As we wind up this year, I've been thinking about last summer's awesome movie The Way, Way Back, and not just because it's about a fourteen-year-old on summer vacation. The movie starts with a long scene introducing Duncan (the aforementioned fourteen-year-old) as a kid who's just kind of, well, a shlump. His mom's boyfriend thinks so, and while we realize that this adult's criticism is way too harsh, you have to see his point: Duncan is sullen, introverted, and, apparently, completely nonspecial.
Over the movie--and I won't spoil the whole plot for you--Duncan finds a second home at a local water park, where he takes on a new identity as "Pop 'n Lock", the park's indispensable factotum and MVP. We see him going back and forth between "Duncan," still-awkward fourteen-year-old, and "Pop 'n Lock", master of every detail and every need in the park. Although Duncan gains a little confidence at home, his mom (and his mom's boyfriend) don't get to see any of his alter ego until ... well, I won't give it away. It's good.
The point is that I think we have a lot of students like Duncan, students who are mostly unremarkable, even substantially less than remarkable, at school, but who totally shine in some part of their life outside of school. This is the kid who is super-responsible and on-the-ball at her job at Starbucks; or who's a realistically-aspiring professional dancer; or who keeps track of two younger siblings and three cousins, does the grocery shopping, and puts food on the table every night while mom is at work. These kids are stars. But what we teachers see is the late homework assignment, the "C" quiz, the half-checked-in, half-checked-out stare at school. We don't see the stars.

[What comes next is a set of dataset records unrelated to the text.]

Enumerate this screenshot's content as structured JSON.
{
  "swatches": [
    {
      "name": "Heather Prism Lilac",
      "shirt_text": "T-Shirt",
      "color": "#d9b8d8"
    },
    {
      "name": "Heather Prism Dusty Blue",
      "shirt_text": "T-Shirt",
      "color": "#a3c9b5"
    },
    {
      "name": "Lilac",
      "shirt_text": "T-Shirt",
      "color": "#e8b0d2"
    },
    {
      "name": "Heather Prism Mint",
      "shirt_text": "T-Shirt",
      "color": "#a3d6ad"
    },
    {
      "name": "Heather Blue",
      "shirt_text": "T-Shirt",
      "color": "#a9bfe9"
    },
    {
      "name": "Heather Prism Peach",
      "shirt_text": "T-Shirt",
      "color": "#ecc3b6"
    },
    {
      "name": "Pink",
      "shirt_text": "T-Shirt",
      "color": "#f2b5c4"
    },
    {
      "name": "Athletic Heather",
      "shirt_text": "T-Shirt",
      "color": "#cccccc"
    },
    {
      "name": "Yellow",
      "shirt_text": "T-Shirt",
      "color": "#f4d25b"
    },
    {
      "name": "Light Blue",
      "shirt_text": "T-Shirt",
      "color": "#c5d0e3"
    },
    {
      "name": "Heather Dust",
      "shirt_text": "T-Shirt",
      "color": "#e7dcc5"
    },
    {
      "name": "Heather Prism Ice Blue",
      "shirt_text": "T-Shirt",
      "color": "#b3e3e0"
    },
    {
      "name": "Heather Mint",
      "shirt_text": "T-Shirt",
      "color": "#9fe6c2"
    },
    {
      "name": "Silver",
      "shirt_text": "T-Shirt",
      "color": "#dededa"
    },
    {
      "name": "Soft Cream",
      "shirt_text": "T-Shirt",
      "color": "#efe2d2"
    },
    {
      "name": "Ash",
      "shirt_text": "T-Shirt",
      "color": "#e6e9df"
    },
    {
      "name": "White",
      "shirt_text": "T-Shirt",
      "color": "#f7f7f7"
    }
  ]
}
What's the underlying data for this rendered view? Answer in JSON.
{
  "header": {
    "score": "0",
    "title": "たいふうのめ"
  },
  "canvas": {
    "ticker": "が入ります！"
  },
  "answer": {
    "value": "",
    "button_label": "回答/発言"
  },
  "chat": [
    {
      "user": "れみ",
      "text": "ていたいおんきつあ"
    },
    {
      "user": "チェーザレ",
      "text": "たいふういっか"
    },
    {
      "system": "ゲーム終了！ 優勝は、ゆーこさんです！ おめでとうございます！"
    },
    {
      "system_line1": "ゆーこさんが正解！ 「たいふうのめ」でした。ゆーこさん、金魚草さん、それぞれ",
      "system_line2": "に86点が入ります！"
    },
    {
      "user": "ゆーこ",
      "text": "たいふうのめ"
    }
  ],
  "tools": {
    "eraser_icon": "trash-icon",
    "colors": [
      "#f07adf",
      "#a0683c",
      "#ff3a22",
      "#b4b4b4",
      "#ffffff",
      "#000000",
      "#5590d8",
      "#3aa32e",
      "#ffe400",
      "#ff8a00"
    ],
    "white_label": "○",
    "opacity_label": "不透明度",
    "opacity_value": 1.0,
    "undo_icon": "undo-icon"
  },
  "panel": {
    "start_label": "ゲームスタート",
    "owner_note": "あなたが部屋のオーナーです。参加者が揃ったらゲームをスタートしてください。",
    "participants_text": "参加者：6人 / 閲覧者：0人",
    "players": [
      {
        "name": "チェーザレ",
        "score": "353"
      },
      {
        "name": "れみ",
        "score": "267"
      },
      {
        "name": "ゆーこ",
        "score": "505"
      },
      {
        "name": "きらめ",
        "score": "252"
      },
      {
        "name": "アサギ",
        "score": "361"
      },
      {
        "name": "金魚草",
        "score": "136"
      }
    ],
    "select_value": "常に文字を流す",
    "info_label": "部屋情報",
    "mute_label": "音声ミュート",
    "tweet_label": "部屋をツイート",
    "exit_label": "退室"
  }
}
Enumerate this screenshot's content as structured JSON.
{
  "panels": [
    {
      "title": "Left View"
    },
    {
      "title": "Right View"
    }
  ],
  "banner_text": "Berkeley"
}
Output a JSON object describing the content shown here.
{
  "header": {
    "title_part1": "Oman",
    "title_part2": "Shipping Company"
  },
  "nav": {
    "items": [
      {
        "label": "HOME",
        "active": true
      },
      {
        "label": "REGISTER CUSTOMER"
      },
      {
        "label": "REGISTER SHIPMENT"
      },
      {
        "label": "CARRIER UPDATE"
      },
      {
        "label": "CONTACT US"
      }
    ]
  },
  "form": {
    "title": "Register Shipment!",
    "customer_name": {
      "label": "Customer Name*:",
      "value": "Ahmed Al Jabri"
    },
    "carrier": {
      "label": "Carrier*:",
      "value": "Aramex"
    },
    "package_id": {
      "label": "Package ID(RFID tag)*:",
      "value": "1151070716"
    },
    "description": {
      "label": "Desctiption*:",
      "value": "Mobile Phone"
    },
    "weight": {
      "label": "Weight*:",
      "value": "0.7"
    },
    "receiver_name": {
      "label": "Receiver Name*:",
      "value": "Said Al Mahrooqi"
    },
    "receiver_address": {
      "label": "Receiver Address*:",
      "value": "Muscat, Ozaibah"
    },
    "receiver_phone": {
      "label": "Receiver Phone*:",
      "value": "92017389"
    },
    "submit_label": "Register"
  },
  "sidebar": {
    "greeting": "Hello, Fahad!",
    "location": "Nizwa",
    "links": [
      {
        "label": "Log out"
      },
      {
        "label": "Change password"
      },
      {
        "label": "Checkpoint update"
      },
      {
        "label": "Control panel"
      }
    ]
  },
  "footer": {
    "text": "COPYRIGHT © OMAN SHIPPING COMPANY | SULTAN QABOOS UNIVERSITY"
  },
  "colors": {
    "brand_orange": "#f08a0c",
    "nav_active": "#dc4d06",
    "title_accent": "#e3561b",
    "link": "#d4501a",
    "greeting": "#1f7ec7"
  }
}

More often than not, these kids are not middle class, and not white. One of the privileges many (certainly not all) white, middle-class kids experience is not having these kinds of burdens, or if they have them, they often know that they're as much assets as deficits, and that the student's job is to alert me early about the constraints and plan with me to work around them. They send us emails like "Hey, Mr. K, I wanted to give you the heads up that we have rehearsals every afternoon and evening for the next two weeks, so I might wind up one or two assignments behind. Can you tell me what I should focus on the most if I have to do triage?"
I think other students don't know that we care, and often don't think that we necessarily should care. Many of my minority students have an overt "no excuses" attitude, which is refreshing except for when there really are extenuating circumstances. Yes, if I'd known your sister was in the hospital all last week, I would have been happy to let you take Friday's quiz on Monday. But on the positive side, I don't think they know that we want to see them at their best--even if their best isn't what we see at school.
I don't have an easy solution for this problem. I think it helps to tell kids what we look for and want to know about, and if we coach them on the kinds of things that might qualify as reasonable exceptions. (A long time ago I stopped writing "late assignments will not be accepted" on my assignment sheets, and started writing instead things like "under ordinary circumstances, I won't accept this assignment late," with details that described some truly extraordinary circumstances.) And I think it helps to ask kids about what's going on in their lives outside of school. But the most helpful thing may be to remind ourselves, when we see a kid who seems like a Duncan, that more often than we might think, there's probably a setting in which that kid is really a Pop'n'Lock.